Skip to content

Documents API

Core data structures for documents and corpora.

Document

An immutable document object.

from vajra_bm25 import Document

doc = Document(
    id="unique_id",
    title="Document Title",
    content="The searchable content of the document...",
    metadata={"author": "Jane Doe", "year": 2024}
)

Attributes

Attribute Type Description
id str Unique document identifier
title str Document title
content str Full text content (searchable)
metadata Optional[Dict[str, Any]] Optional metadata dictionary

Methods

to_dict() -> Dict[str, Any]

Serialize document to a dictionary.

data = doc.to_dict()
# {'id': 'unique_id', 'title': '...', 'content': '...', 'metadata': {...}}

Document.from_dict(data: Dict) -> Document

Create a document from a dictionary.

doc = Document.from_dict({
    "id": "doc1",
    "title": "My Doc",
    "content": "Content here"
})

Immutability

Documents are frozen dataclasses (immutable).

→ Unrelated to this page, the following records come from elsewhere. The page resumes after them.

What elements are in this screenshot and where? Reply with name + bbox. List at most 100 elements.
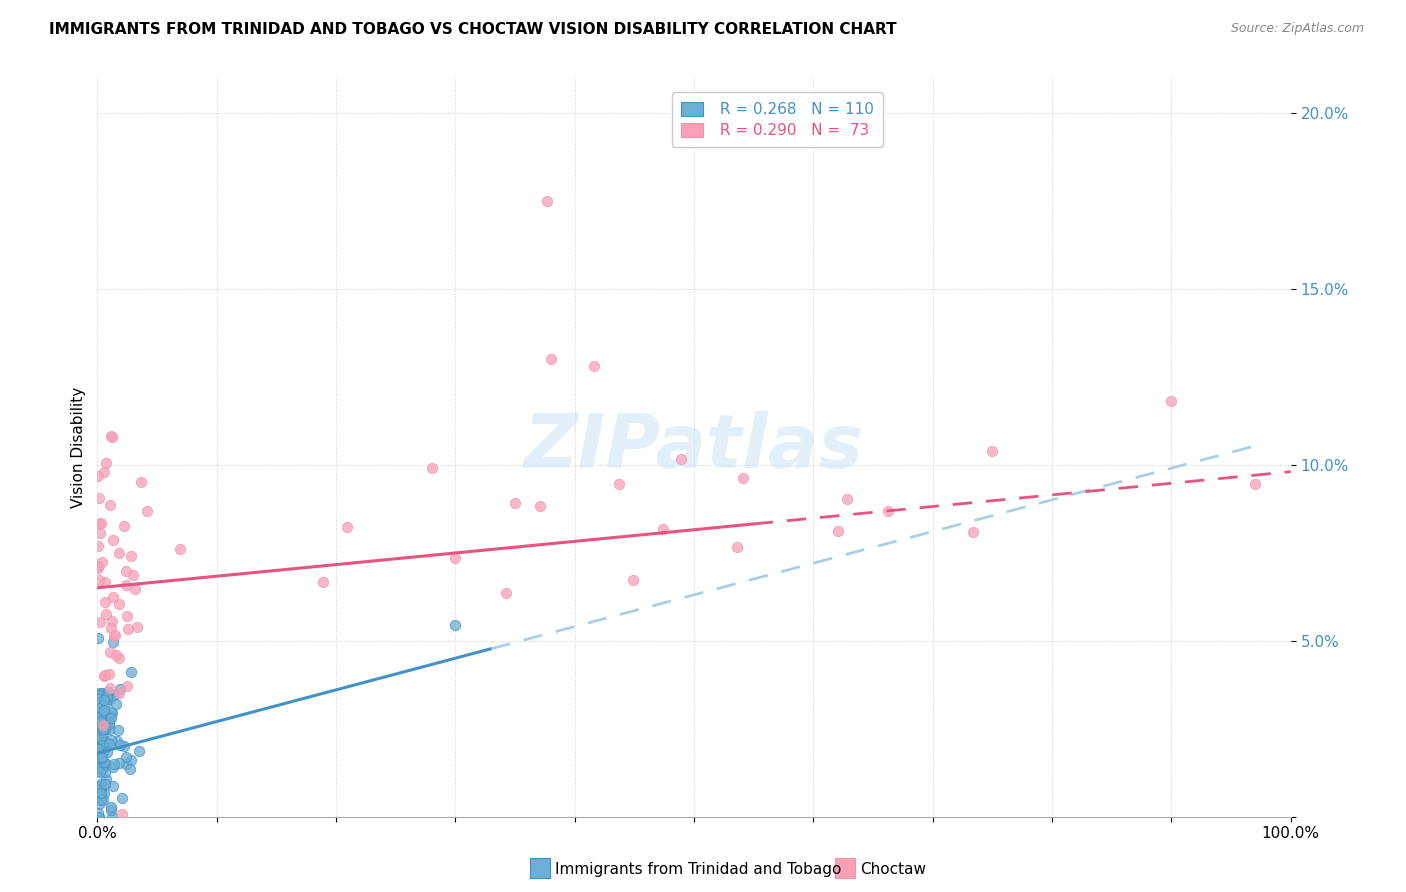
- Point: [86, 631, 108, 645]
- Point: [90, 686, 112, 700]
- Point: [90, 738, 112, 752]
- Point: [120, 549, 142, 564]
- Point: [100, 645, 122, 659]
- Point: [89, 751, 111, 765]
- Legend:  R = 0.268   N = 110,  R = 0.290   N =  73: R = 0.268 N = 110, R = 0.290 N = 73: [672, 93, 883, 147]
- Point: [725, 540, 748, 554]
- Point: [97, 684, 120, 698]
- Point: [115, 609, 138, 624]
- Text: IMMIGRANTS FROM TRINIDAD AND TOBAGO VS CHOCTAW VISION DISABILITY CORRELATION CHA: IMMIGRANTS FROM TRINIDAD AND TOBAGO VS C…: [49, 22, 897, 37]
- Point: [93, 786, 115, 800]
- Point: [90, 786, 112, 800]
- Point: [89, 701, 111, 715]
- Point: [91, 746, 114, 760]
- Point: [87, 746, 110, 760]
- Text: Immigrants from Trinidad and Tobago: Immigrants from Trinidad and Tobago: [555, 863, 842, 877]
- Point: [93, 755, 115, 769]
- Point: [96, 690, 118, 704]
- Point: [86, 780, 108, 794]
- Point: [87, 797, 110, 812]
- Point: [100, 706, 122, 720]
- Point: [101, 760, 124, 774]
- Point: [609, 476, 631, 491]
- Point: [87, 517, 110, 532]
- Point: [420, 461, 443, 475]
- Point: [103, 688, 125, 702]
- Point: [731, 471, 754, 485]
- Point: [100, 803, 122, 817]
- Point: [90, 785, 112, 799]
- Point: [125, 619, 148, 633]
- Point: [529, 499, 551, 513]
- Point: [105, 697, 128, 711]
- Point: [312, 575, 335, 590]
- Point: [981, 444, 1004, 458]
- Point: [103, 629, 125, 643]
- Point: [89, 686, 111, 700]
- Point: [89, 526, 111, 541]
- Point: [1244, 476, 1267, 491]
- Point: [135, 504, 157, 518]
- Point: [87, 764, 110, 779]
- Point: [94, 595, 117, 609]
- Point: [100, 706, 122, 720]
- Point: [94, 695, 117, 709]
- Point: [96, 745, 118, 759]
- Point: [89, 764, 111, 779]
- Point: [129, 475, 152, 490]
- Point: [89, 782, 111, 797]
- Point: [87, 720, 110, 734]
- Point: [101, 533, 124, 547]
- Point: [120, 753, 142, 767]
- Point: [582, 359, 605, 373]
- Point: [114, 749, 136, 764]
- Point: [444, 618, 467, 632]
- Point: [93, 693, 115, 707]
- Point: [110, 806, 132, 821]
- Point: [104, 628, 127, 642]
- Point: [87, 539, 110, 553]
- Point: [100, 800, 122, 814]
- Point: [114, 564, 136, 578]
- Point: [96, 735, 118, 749]
- Point: [101, 809, 124, 823]
- Point: [90, 731, 112, 745]
- Point: [87, 735, 110, 749]
- Point: [97, 667, 120, 681]
- Point: [94, 456, 117, 470]
- Point: [89, 809, 111, 823]
- Point: [443, 550, 465, 565]
- Point: [87, 688, 110, 702]
- Point: [87, 726, 110, 740]
- Point: [96, 772, 118, 786]
- Point: [86, 691, 108, 706]
- Point: [90, 762, 112, 776]
- Point: [89, 706, 111, 721]
- Point: [93, 756, 115, 771]
- Point: [100, 733, 122, 747]
- Point: [103, 756, 125, 771]
- Point: [962, 525, 984, 540]
- Point: [100, 429, 122, 443]
- Point: [108, 546, 131, 560]
- Point: [89, 791, 111, 805]
- Point: [98, 681, 121, 695]
- Point: [90, 754, 112, 768]
- Point: [118, 762, 141, 776]
- Point: [100, 711, 122, 725]
- Point: [621, 573, 644, 587]
- Point: [91, 750, 114, 764]
- Point: [671, 451, 693, 466]
- Point: [90, 752, 112, 766]
- Point: [90, 752, 112, 766]
- Point: [111, 791, 134, 805]
- Point: [108, 739, 131, 753]
- Point: [98, 714, 121, 729]
- Point: [108, 756, 131, 770]
- Point: [94, 722, 117, 736]
- Point: [93, 712, 115, 726]
- Point: [98, 710, 121, 724]
- Point: [115, 577, 138, 591]
- Point: [90, 555, 112, 569]
- Point: [128, 744, 150, 758]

This preserves identity through transformations and enables safe caching.

doc.title = "New Title"  # Raises FrozenInstanceError

DocumentCorpus

A collection of documents with persistence support.

from vajra_bm25 import DocumentCorpus, Document

# Create empty corpus
corpus = DocumentCorpus()

# Create from list
corpus = DocumentCorpus([doc1, doc2, doc3])

Methods

add(doc: Document)

Add a document to the corpus.

corpus.add(Document(id="new", title="New Doc", content="..."))

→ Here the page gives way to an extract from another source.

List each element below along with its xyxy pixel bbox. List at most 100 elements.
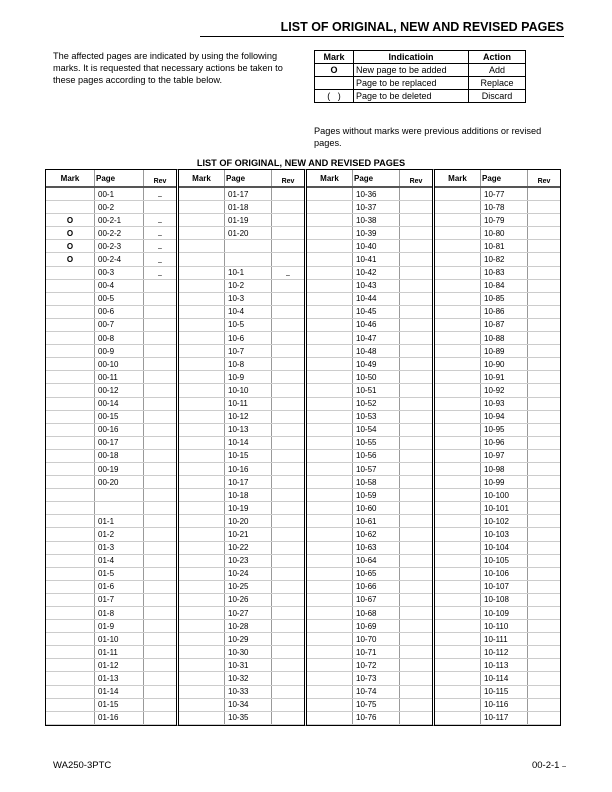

get(doc_id: str) -> Optional[Document]

Retrieve a document by ID.

doc = corpus.get("doc1")
if doc:
    print(doc.title)

__len__() -> int

Get corpus size.

print(f"Corpus has {len(corpus)} documents")

__iter__()

Iterate over documents.

for doc in corpus:
    print(doc.title)

JSONL Persistence

save_jsonl(filepath: Path)

Save corpus to JSONL file.

corpus.save_jsonl("my_corpus.jsonl")

DocumentCorpus.load_jsonl(filepath: Path) -> DocumentCorpus

Load corpus from JSONL file.

corpus = DocumentCorpus.load_jsonl("my_corpus.jsonl")

PDF Loading

Installation

PDF support requires: pip install vajra-bm25[pdf]

DocumentCorpus.load_pdf(filepath: Path, doc_id: Optional[str] = None) -> DocumentCorpus

Load a single PDF as a document.

corpus = DocumentCorpus.load_pdf("research_paper.pdf")

# Custom ID
corpus = DocumentCorpus.load_pdf("paper.pdf", doc_id="my_paper")

DocumentCorpus.load_pdf_directory(dirpath: Path, recursive: bool = False) -> DocumentCorpus

Load all PDFs from a directory.

# Single directory
corpus = DocumentCorpus.load_pdf_directory("./papers/")

# Include subdirectories
corpus = DocumentCorpus.load_pdf_directory("./papers/", recursive=True)

Auto-Detection

DocumentCorpus.load(path: Path, format: Optional[str] = None) -> DocumentCorpus

Load corpus with automatic format detection.

# Auto-detect based on path
corpus = DocumentCorpus.load("data.jsonl")    # JSONL file
corpus = DocumentCorpus.load("paper.pdf")      # Single PDF
corpus = DocumentCorpus.load("./papers/")      # PDF directory

# Explicit format
corpus = DocumentCorpus.load("data.txt", format="jsonl")
corpus = DocumentCorpus.load("./folder/", format="pdf_dir")
Format Description
jsonl JSONL file
pdf Single PDF file
pdf_dir Directory of PDFs

Categorical Interpretation

In category theory terms:

  • Document is an object in our category
  • DocumentCorpus is a collection of objects
  • load/save are morphisms between the file system and memory representations
File System ←→ Memory
    ↑            ↑
  load()      save()
    │            │
    └── Morphisms ─┘

Documents are immutable (frozen) because objects in a category should preserve their identity through transformations.